There are even more ways it can vary, but already you can start to see how complicated it gets, and how studying a complex intervention like changing one’s diet could be hard to compare across studies!
KEY TIP: Look for a range of studies that look at all of the outcomes (or as many as possible) that are important to you for a particular intervention.
The more studies you look at, the more you’ll get a sense for how this intervention impacts people like you across a variety of outcomes.
Of course, this can get challenging when these outcomes are not studied in the same population, same intervention, or with the same comparison, as it can become hard to compare the outcomes.
At this point, I hope it is clear that “science” is a lot more varied and complex than the single-word implies!
That brings us to the next part - finding the sweet spot for you.
Finding the Sweet Spot for You
Because of the variability of science, taking one study and applying it to your personal situation is more complected than it might first appear.
For a study to be 100% applicable to you, every person in the study would need to be a clone of you, living the exact same life, doing the type of intervention that you would be able (and willing to do), and for an outcome that you care about.
Obviously, this isn’t the case for anyone, and so what science gives us is an approximation of what will work for you.
The more studies we have in the same population as you, across different contexts, the more certain we can become that the intervention will work for you, but it is always a dance of research vs reality.
All research is still an attempt to point us in the right direction, but the ultimate decision of whether to try a new intervention or not requires some conversation about risks, benefits, probabilities, and choice.

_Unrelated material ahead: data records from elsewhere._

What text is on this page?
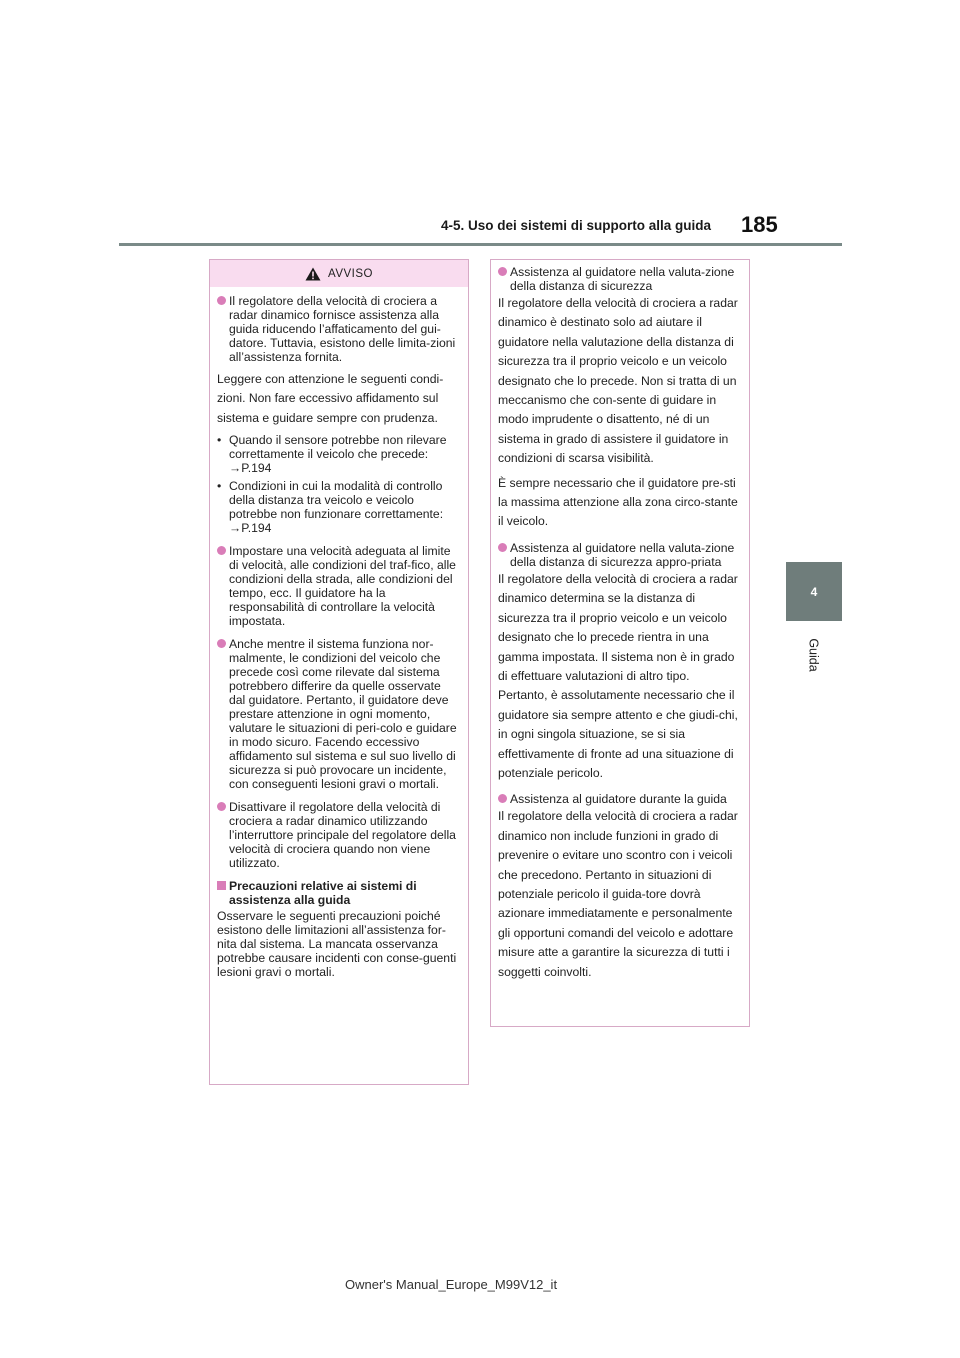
4-5. Uso dei sistemi di supporto alla guida 185
4
Guida
AVVISO
Il regolatore della velocità di crociera a radar dinamico fornisce assistenza alla guida riducendo l’affaticamento del gui-datore. Tuttavia, esistono delle limita-zioni all’assistenza fornita.

Leggere con attenzione le seguenti condi-zioni. Non fare eccessivo affidamento sul sistema e guidare sempre con prudenza.

• Quando il sensore potrebbe non rilevare correttamente il veicolo che precede:
→P.194
• Condizioni in cui la modalità di controllo della distanza tra veicolo e veicolo potrebbe non funzionare correttamente:
→P.194
Impostare una velocità adeguata al limite di velocità, alle condizioni del traf-fico, alle condizioni della strada, alle condizioni del tempo, ecc. Il guidatore ha la responsabilità di controllare la velocità impostata.
Anche mentre il sistema funziona nor-malmente, le condizioni del veicolo che precede così come rilevate dal sistema potrebbero differire da quelle osservate dal guidatore. Pertanto, il guidatore deve prestare attenzione in ogni momento, valutare le situazioni di peri-colo e guidare in modo sicuro. Facendo eccessivo affidamento sul sistema e sul suo livello di sicurezza si può provocare un incidente, con conseguenti lesioni gravi o mortali.
Disattivare il regolatore della velocità di crociera a radar dinamico utilizzando l’interruttore principale del regolatore della velocità di crociera quando non viene utilizzato.
Precauzioni relative ai sistemi di assistenza alla guida

Osservare le seguenti precauzioni poiché esistono delle limitazioni all’assistenza for-nita dal sistema. La mancata osservanza potrebbe causare incidenti con conse-guenti lesioni gravi o mortali.

Assistenza al guidatore nella valuta-zione della distanza di sicurezza

Il regolatore della velocità di crociera a radar dinamico è destinato solo ad aiutare il guidatore nella valutazione della distanza di sicurezza tra il proprio veicolo e un veicolo designato che lo precede. Non si tratta di un meccanismo che con-sente di guidare in modo imprudente o disattento, né di un sistema in grado di assistere il guidatore in condizioni di scarsa visibilità.

È sempre necessario che il guidatore pre-sti la massima attenzione alla zona circo-stante il veicolo.

Assistenza al guidatore nella valuta-zione della distanza di sicurezza appro-priata

Il regolatore della velocità di crociera a radar dinamico determina se la distanza di sicurezza tra il proprio veicolo e un veicolo designato che lo precede rientra in una gamma impostata. Il sistema non è in grado di effettuare valutazioni di altro tipo. Pertanto, è assolutamente necessario che il guidatore sia sempre attento e che giudi-chi, in ogni singola situazione, se si sia effettivamente di fronte ad una situazione di potenziale pericolo.

Assistenza al guidatore durante la guida

Il regolatore della velocità di crociera a radar dinamico non include funzioni in grado di prevenire o evitare uno scontro con i veicoli che precedono. Pertanto in situazioni di potenziale pericolo il guida-tore dovrà azionare immediatamente e personalmente gli opportuni comandi del veicolo e adottare misure atte a garantire la sicurezza di tutti i soggetti coinvolti.

Owner's Manual_Europe_M99V12_it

KEY TIP: Ask about risks, benefits, and likelihood or probability of the desired outcome happening for someone like you.
You’ll soon find that there are some things in medicine for which we have overwhelming evidence work and are good for almost everyone (like taking antibiotics for a blood stream infection). These are the things you always want to say yes to.
But there are other things in medicine that we do our best with approximations of reality, like deciding what blood pressure is best for you, which requires us to adjust our understanding and our management as science evolves.
Having a healthcare provider that works with you is your best bet of finding personalized success.
In closing…
Science is the best method we have for figuring out what is going on in the world, but it is not perfect.
Science simply can’t study every single unique person, or every single type of intervention, or compare it to everything else in the world, or measure all the possible outcomes.
This isn’t a failing of science - this is a reality of the universe.
It is our job to take what it has done and make the best of it, by applying it to our lives when it makes sense, and looking to find the sweet spot where we get the benefits that matter most to us.